We don’t like the idea of livestock in the middle of town, but Blazer appears to be a quiet pet as opposed to a barnyard animal, and until quite recently, Blazer had a permit.
At least two neighbors complained to city council members about the miniature pony’s offensive odor, but Gardner News staff didn’t notice it – not in the neighborhood or in the Souter’s yard.
Animal control officials must not have noticed the smell either. They visited the home several times and made inquiries with neighbors before granting a special permit that allowed Blazer to live within city limits.
Animal control officials with the police department changed their tune and revoked the permit only after neighbors complained to the city council. The timing smacks of a political game, rather than following the rules the department already had in place.
It was only then that city officials realized they had two separate areas in city code that deal with animals like Blazer. Animal control had codes that would allow police to grant the permit. Planning Commission codes say otherwise. They stipulate that in order to have a horse of any size within city limits, the horse must reside on a lot that is at least three acres.

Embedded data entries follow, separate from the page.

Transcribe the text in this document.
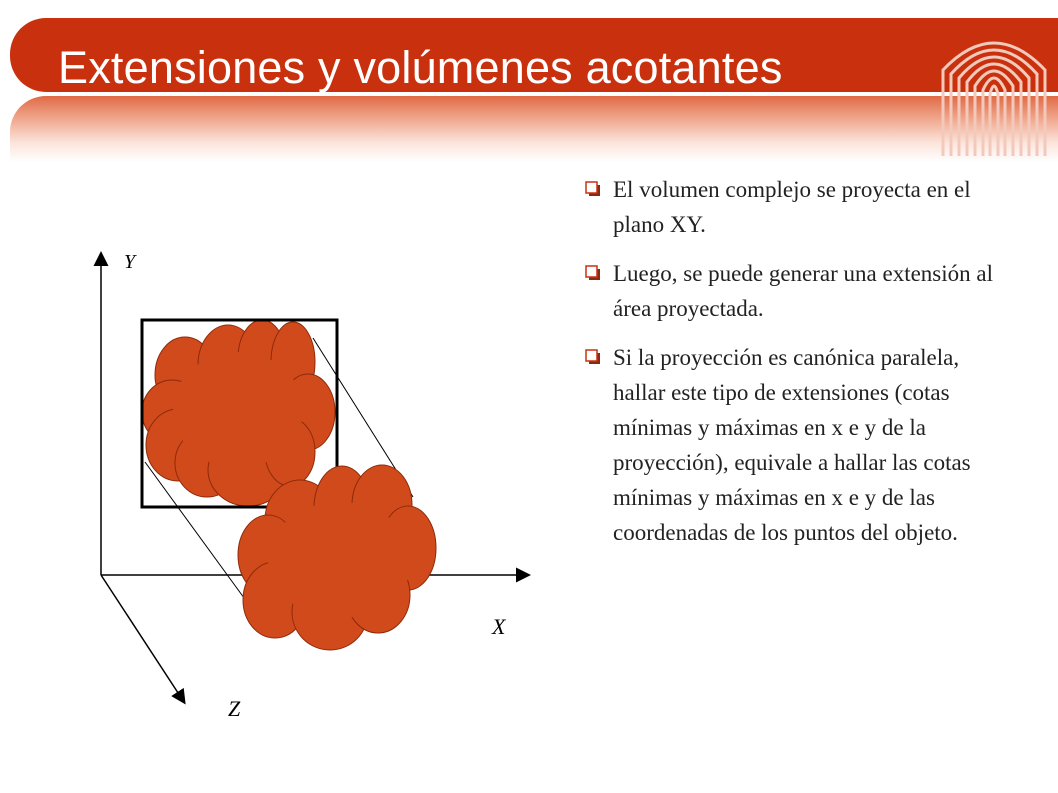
Extensiones y volúmenes acotantes
Y
X
Z
El volumen complejo se proyecta en el plano XY.
Luego, se puede generar una extensión al área proyectada.
Si la proyección es canónica paralela, hallar este tipo de extensiones (cotas mínimas y máximas en x e y de la proyección), equivale a hallar las cotas mínimas y máximas en x e y de las coordenadas de los puntos del objeto.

That’s not the case in Parma where the Souters live, and so, they’ll be asking for a special use permit, or exception, from the Gardner Planning Commission.
We hope they get it.
The Souters did everything correctly. They notified animal control and went through the months-long process to keep Blazer.
They talked to several of their neighbors about their pet and appear to have made a good faith effort to keep Blazer in a clean and quiet environment. Blazer truly is only slightly larger than an extra-large breed dog and he makes less noise.
He’s also housed in a large yard – by today’s subdivision standards – and is invisible to virtually all of his neighbors courtesy of a tall privacy fence and large trees.
We’re not advocating a city code that would allow everyone in town to keep a miniature horse in their backyards. The codes should be changed to alleviate the conflict between animal control and planning; the clean-up should probably disallow such pets in the future.
However, there’s no reason Blazer shouldn’t be given a special dispensation when his family followed all the rules. When in doubt, public officials should always err on the side of protecting personal property rights.
If the subdivision and neighboring yards smell as clean as they did when we visited, Blazer should be allowed to stay.